Personal use gets a little too personal

You’d think a police officer would be able to track his steps better, or at least be more concerned about the trail he leaves behind. An article from has former police chief Gordon Wiborg, hired by the city in December 2004, being forced to resign after it was discovered that he was sending inappropriate messages to another male officer using a company-issued BlackBerry.

The records include a computer message sent Dec. 23 in which Wiborg professes romantic interest in the man.

“I’m infatuated, addicted. Totally and completely in love with you,” Wiborg wrote. “There. I said it. I’m sorry. I didn’t want this to happen but I couldn’t help it. I’m sorry.”

I’ll repeat - Over 500 pages of inappropriate messages. I couldn’t conjure up 500 pages of inappropriate material when I was a teen, so kudos Mr. Policeman. This is just a reminder, folks. If it’s for work, keep it for work.

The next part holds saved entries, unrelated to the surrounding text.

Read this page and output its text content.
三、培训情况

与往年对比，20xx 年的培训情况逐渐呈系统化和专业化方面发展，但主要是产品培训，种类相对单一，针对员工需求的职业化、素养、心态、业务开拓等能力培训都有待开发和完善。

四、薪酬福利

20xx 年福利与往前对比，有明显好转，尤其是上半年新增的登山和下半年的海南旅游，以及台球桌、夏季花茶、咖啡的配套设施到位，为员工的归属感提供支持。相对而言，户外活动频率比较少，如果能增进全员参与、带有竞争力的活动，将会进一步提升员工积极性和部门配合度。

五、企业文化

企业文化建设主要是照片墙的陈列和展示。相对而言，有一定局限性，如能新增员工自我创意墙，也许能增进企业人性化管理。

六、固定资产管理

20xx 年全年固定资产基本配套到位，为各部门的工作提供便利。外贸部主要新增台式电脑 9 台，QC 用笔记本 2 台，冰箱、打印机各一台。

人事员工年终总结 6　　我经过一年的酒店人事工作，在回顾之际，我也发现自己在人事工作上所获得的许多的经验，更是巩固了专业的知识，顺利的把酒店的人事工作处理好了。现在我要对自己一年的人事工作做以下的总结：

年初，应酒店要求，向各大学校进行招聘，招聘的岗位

The officer Wiborg sent messages to also filed a lawsuit, arguing that his identity needed to be protected because the messages constituted sexual harassment from his supervisor. The Herald agreed not to use his name.

Numerous messages between the two Dec. 23 show that Wiborg was upset that the police officer’s guild had voted no confidence in his leadership and sad that he’d had trouble connecting with Snohomish officers.

Wiborg told the officer he thought of him as “my best friend or a brother and so I wish that were mutual, but that’s another fantasy I suppose.”